Declaring that "the Bear is back," White House press secretary James S. Brady left the hospital yesterday, 239 days after an attempted presidential assassination left him near death with a bullet in his head.

Demonstrating the dramatic progress he has made since then, Brady walked slowly but triumphantly out of the main entrance of George Washington University Hospital, leaning on a metal crutch in his right hand and guided by the physical therapist who has worked with him daily in recent months.

The faint scars of several operations crossed Brady's balding head, and his left arm, still paralyzed by the injury, was supported by a sling.

But his obviously high spirits were reflected in a colorful outfit of kelly green sweater and blue-and-green plaid pants.

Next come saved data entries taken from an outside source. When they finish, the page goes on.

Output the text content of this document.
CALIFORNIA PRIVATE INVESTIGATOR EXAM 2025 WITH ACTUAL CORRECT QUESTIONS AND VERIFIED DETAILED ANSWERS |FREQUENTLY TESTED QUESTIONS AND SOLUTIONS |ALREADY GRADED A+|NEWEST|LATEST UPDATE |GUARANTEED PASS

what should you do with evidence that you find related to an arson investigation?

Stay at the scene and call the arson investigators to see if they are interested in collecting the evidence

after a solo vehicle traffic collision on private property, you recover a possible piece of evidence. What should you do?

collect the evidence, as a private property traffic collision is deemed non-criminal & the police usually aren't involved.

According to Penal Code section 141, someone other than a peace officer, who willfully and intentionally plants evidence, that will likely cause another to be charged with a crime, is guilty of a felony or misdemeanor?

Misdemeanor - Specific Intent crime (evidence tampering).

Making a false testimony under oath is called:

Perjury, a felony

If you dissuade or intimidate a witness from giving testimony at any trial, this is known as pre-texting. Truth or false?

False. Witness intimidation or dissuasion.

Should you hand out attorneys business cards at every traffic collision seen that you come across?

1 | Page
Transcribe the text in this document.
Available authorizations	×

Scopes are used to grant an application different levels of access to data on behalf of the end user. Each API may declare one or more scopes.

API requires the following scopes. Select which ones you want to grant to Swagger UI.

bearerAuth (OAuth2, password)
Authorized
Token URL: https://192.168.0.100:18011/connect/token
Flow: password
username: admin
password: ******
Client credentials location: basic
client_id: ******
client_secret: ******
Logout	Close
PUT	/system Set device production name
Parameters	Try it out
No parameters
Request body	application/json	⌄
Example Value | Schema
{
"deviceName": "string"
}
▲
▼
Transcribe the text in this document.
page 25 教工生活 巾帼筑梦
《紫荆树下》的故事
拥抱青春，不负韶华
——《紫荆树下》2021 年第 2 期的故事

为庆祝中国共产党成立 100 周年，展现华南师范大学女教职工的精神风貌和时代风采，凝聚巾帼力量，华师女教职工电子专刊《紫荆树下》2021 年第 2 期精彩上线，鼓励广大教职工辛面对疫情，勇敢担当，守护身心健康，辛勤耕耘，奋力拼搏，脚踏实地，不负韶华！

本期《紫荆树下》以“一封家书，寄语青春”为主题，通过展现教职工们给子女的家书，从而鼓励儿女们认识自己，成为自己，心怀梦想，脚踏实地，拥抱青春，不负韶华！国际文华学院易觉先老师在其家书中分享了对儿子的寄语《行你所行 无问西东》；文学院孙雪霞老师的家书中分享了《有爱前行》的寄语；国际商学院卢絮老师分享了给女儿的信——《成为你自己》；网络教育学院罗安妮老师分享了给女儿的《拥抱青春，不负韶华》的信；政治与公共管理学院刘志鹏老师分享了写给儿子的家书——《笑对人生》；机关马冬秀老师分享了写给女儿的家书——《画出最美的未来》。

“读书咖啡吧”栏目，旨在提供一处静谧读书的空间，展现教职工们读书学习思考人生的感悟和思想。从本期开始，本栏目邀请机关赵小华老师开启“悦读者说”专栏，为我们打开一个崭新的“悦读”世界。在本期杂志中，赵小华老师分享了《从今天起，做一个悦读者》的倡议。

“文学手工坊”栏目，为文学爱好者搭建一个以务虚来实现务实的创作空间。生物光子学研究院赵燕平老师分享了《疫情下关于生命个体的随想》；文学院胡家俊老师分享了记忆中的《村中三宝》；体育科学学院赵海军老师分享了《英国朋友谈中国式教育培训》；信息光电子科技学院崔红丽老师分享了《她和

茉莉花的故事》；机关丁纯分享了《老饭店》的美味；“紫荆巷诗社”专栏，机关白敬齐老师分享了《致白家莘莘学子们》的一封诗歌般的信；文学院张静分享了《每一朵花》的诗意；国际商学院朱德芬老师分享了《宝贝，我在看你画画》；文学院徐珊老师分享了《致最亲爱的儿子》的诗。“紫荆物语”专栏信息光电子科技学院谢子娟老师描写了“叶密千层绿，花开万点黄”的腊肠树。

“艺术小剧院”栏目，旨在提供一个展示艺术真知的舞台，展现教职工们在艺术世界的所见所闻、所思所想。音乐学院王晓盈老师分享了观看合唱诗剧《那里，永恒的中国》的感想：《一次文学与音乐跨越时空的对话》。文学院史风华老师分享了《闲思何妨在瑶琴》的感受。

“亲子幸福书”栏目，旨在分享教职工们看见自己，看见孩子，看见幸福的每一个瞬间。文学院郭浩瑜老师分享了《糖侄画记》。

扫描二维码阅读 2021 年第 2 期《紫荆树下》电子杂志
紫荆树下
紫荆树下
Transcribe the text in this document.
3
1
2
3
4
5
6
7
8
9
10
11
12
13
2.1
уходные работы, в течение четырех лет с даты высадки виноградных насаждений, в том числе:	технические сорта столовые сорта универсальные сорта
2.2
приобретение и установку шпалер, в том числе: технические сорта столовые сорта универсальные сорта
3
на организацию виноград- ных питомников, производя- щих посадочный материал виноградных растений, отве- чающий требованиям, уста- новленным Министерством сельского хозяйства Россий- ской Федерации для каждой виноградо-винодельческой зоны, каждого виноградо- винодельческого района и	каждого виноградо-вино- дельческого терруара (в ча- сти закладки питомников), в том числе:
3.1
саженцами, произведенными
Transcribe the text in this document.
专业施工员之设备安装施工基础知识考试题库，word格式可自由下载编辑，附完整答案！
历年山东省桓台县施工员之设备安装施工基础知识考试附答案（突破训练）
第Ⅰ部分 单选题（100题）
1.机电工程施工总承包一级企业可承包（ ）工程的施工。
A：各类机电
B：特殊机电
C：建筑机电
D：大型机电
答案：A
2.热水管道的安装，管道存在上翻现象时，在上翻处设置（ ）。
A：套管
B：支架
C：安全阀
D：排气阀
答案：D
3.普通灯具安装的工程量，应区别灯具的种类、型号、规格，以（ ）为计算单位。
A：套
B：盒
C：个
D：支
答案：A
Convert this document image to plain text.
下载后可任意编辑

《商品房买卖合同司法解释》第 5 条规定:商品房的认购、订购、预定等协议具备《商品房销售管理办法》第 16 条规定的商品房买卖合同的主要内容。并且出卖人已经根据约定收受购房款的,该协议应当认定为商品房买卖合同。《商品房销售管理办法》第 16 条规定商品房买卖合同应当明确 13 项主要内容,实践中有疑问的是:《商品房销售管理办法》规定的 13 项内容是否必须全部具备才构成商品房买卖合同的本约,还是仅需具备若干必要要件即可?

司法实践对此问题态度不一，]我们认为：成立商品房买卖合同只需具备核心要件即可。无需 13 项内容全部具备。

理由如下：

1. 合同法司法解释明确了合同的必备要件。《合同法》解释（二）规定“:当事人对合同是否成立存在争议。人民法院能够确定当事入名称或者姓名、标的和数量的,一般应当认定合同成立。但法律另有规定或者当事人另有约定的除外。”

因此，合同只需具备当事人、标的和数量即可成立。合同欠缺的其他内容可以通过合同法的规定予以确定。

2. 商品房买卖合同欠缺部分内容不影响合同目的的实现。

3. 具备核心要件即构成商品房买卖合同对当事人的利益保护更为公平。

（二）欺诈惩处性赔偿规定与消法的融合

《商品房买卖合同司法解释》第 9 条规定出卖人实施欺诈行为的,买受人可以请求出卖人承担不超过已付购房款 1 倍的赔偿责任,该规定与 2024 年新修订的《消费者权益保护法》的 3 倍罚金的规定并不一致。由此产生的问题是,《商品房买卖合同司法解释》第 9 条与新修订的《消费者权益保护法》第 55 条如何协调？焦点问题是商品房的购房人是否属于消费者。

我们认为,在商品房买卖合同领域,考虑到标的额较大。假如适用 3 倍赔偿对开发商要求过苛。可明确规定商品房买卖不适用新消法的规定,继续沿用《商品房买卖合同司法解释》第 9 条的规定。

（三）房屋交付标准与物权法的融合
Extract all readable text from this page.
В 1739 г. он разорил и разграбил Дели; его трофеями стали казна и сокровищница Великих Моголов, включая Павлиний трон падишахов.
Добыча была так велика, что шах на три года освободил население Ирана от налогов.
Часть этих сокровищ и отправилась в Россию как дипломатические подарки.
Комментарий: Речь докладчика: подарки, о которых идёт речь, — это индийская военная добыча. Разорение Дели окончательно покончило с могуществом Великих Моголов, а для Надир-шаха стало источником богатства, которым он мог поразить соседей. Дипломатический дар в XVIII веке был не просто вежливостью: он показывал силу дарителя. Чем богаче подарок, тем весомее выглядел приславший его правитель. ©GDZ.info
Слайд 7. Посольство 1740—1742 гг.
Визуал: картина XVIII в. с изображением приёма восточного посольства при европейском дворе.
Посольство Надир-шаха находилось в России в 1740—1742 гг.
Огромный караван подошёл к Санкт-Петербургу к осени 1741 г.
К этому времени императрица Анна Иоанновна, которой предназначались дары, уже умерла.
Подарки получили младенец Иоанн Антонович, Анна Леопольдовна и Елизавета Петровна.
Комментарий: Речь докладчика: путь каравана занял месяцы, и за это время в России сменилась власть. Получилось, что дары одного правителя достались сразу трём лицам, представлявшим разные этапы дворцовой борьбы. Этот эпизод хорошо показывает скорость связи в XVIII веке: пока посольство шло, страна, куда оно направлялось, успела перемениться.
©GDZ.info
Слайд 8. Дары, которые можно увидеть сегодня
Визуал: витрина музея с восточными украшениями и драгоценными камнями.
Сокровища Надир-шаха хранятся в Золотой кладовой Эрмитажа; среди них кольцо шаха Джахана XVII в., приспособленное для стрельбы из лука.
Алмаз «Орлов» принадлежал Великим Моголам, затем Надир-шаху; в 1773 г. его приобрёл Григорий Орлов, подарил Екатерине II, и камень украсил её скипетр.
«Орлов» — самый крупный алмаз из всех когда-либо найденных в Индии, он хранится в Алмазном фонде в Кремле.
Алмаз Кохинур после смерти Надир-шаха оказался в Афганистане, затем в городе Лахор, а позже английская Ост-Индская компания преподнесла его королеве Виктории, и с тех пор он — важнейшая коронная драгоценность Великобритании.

By his side was his smiling wife, Sarah, dressed in matching clothes and a pin that showed a bear reading a newspaper with the headline, "The Bear Is Back," a reference to Brady's nickname.

Neurosurgeon Arthur Kobrine, who performed the life-saving brain surgery after the March 30 shooting and has attended him ever since, shook Brady's hand as he was helped into a wheelchair and lifted into a specially equipped van that carried him home to Arlington.

Although Brady did not speak during his emotional exit, he greeted reporters, the cheering crowd and the 72-piece Washington-Lee High School Generals' Band--which played a rousing version of "When Irish Eyes are Smiling" and the University of Illinois fight song--with a thumb's-up signal of appreciation.

And, appropriately, White House aides distributed a "statement by the press secretary," Brady's first press release since the shooting.

Calling it a "special day," he said he was "saddened" to say goodbye to the hospital staff "whose dedication, competence and refusal to give up have made today possible."

Brady also offered a "sincere thank you to so many wonderful people throughout the country and around the globe. Your prayers and words of support and encouragement were the greatest source of strength and courage I have ever known."

The 41-year-old press secretary said that "we rejoin our friends and neighbors with a true spirit of optimism for the future. They say, 'The bear will be back.' I am here to say, 'The bear is back.' "

Brady was the most seriously injured of the four victims struck by gunfire at the Washington Hilton.

President Reagan earlier recovered from a wound in his chest.

The fact that Brady survived a major bullet wound in his head was called a miracle by some.

At the time, neurosurgeon Kobrine called it "extraordinary," in the sense of "out of the ordinary. Only one out of 10 victims survive."

In an interview yesterday, Kobrine used the same adjective to describe Brady's "courage" and "perserverance" during the long months since the shooting, a period plagued by additional operations, a bout with pneumonia, an epileptic-type seizure and the difficult business of rehabilitation.

He predicted that Brady would continue to make physical progress in coming months, walking more easily with a cane by spring.

As to his patient's mental recovery, the doctor concluded that his "intellectual capacity is fine." He said Brady's emotional control continues to improve, a problem commonly suffered by victims of injury to the right side of the brain.

Brady, for the next several months, will return to the hospital five days a week for 4-hour sessions of physical, occupational and speech therapy. Kobrine said yesterday it is "too early" to predict when Brady might work again, but that eventually he could go back to an "intellectual white-collar" job.